Create the incus profile by running: (You can change the name gui to whatever you want)
incus profile create gui < gui-profile.yml
Now it is time to create the actual Kali container (you can change the name ‘kali’ to whatever you want, also use the name that you used for the profile name)
incus profile assign kali gui
Install the xfce desktop environment package:
incus exec kali -- apt install -y kali-desktop-xfce
Then restart your container
incus restart kali
Now can launch GUI programs by running:
inucs exec kali -- su -l kali firefox
# Or by getting a shell with your user and just executing
firefox &
Shared storage support
In order to add a shared directory with the host we need to add a device either directly to the container or to the profile configuration.

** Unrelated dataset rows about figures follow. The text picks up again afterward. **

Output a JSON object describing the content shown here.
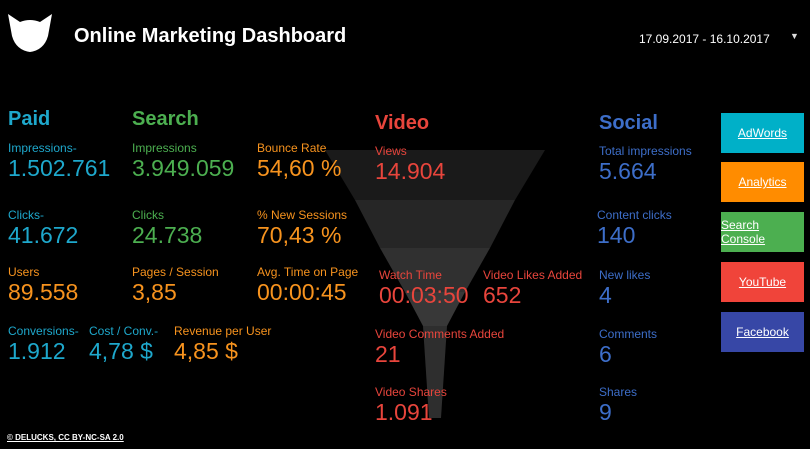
{
  "header": {
    "title": "Online Marketing Dashboard",
    "date_range": "17.09.2017 - 16.10.2017"
  },
  "paid": {
    "heading": "Paid",
    "impressions_label": "Impressions-",
    "impressions_value": "1.502.761",
    "clicks_label": "Clicks-",
    "clicks_value": "41.672",
    "users_label": "Users",
    "users_value": "89.558",
    "conversions_label": "Conversions-",
    "conversions_value": "1.912",
    "cost_conv_label": "Cost / Conv.-",
    "cost_conv_value": "4,78 $",
    "revenue_user_label": "Revenue per User",
    "revenue_user_value": "4,85 $"
  },
  "search": {
    "heading": "Search",
    "impressions_label": "Impressions",
    "impressions_value": "3.949.059",
    "clicks_label": "Clicks",
    "clicks_value": "24.738",
    "pages_session_label": "Pages / Session",
    "pages_session_value": "3,85",
    "bounce_rate_label": "Bounce Rate",
    "bounce_rate_value": "54,60 %",
    "new_sessions_label": "% New Sessions",
    "new_sessions_value": "70,43 %",
    "avg_time_label": "Avg. Time on Page",
    "avg_time_value": "00:00:45"
  },
  "video": {
    "heading": "Video",
    "views_label": "Views",
    "views_value": "14.904",
    "watch_time_label": "Watch Time",
    "watch_time_value": "00:03:50",
    "likes_label": "Video Likes Added",
    "likes_value": "652",
    "comments_label": "Video Comments Added",
    "comments_value": "21",
    "shares_label": "Video Shares",
    "shares_value": "1.091"
  },
  "social": {
    "heading": "Social",
    "total_impressions_label": "Total impressions",
    "total_impressions_value": "5.664",
    "content_clicks_label": "Content clicks",
    "content_clicks_value": "140",
    "new_likes_label": "New likes",
    "new_likes_value": "4",
    "comments_label": "Comments",
    "comments_value": "6",
    "shares_label": "Shares",
    "shares_value": "9"
  },
  "buttons": {
    "adwords": "AdWords",
    "analytics": "Analytics",
    "search_console": "Search Console",
    "youtube": "YouTube",
    "facebook": "Facebook"
  },
  "colors": {
    "adwords": "#00b0c8",
    "analytics": "#ff8c00",
    "search_console": "#4caf50",
    "youtube": "#f0443a",
    "facebook": "#3747a6"
  },
  "footer": {
    "credit": "© DELUCKS, CC BY-NC-SA 2.0"
  }
}
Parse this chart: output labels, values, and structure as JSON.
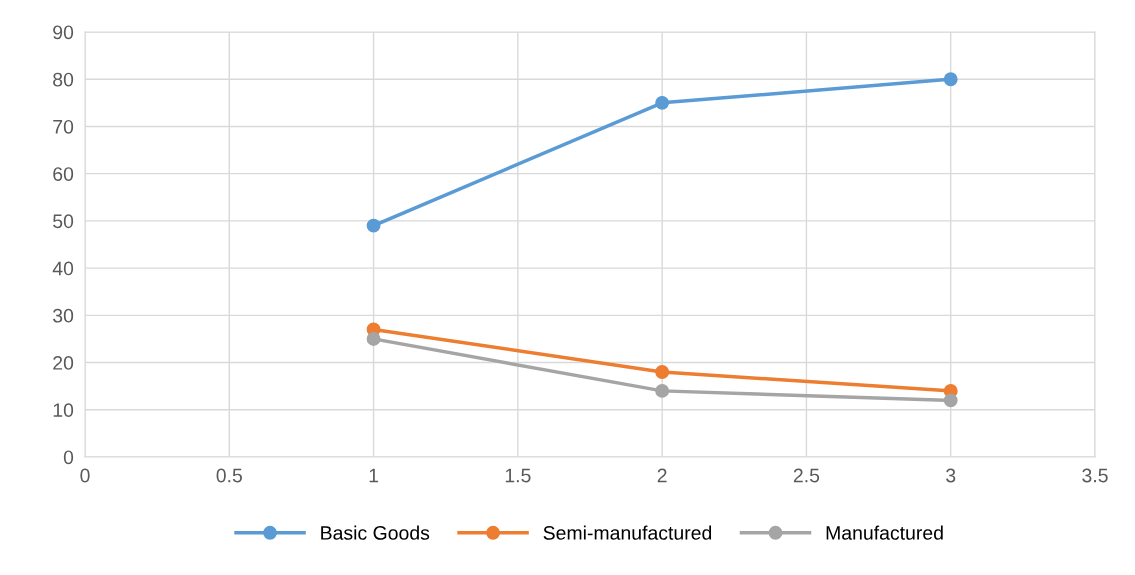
{
  "chart_data": {
    "type": "line",
    "x": [
      1,
      2,
      3
    ],
    "series": [
      {
        "name": "Basic Goods",
        "color": "#5b9bd5",
        "values": [
          49,
          75,
          80
        ]
      },
      {
        "name": "Semi-manufactured",
        "color": "#ed7d31",
        "values": [
          27,
          18,
          14
        ]
      },
      {
        "name": "Manufactured",
        "color": "#a5a5a5",
        "values": [
          25,
          14,
          12
        ]
      }
    ],
    "xlim": [
      0,
      3.5
    ],
    "xticks": [
      0,
      0.5,
      1,
      1.5,
      2,
      2.5,
      3,
      3.5
    ],
    "ylim": [
      0,
      90
    ],
    "yticks": [
      0,
      10,
      20,
      30,
      40,
      50,
      60,
      70,
      80,
      90
    ],
    "grid": true,
    "legend": "bottom",
    "marker": "circle",
    "line_style": "solid"
  }
}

To directly add a shared directory to a container:
incus config device add <container name> <shared storage name> disk source=<path from host> path=<path to container> shift=true
By using the shift=true option we can translate the container UID, GUIDs to the host. For example if I create a file in the shared directory from the container using the kali (1001) user, on the host it will appear as owned by 1000 if 1001 does not exists.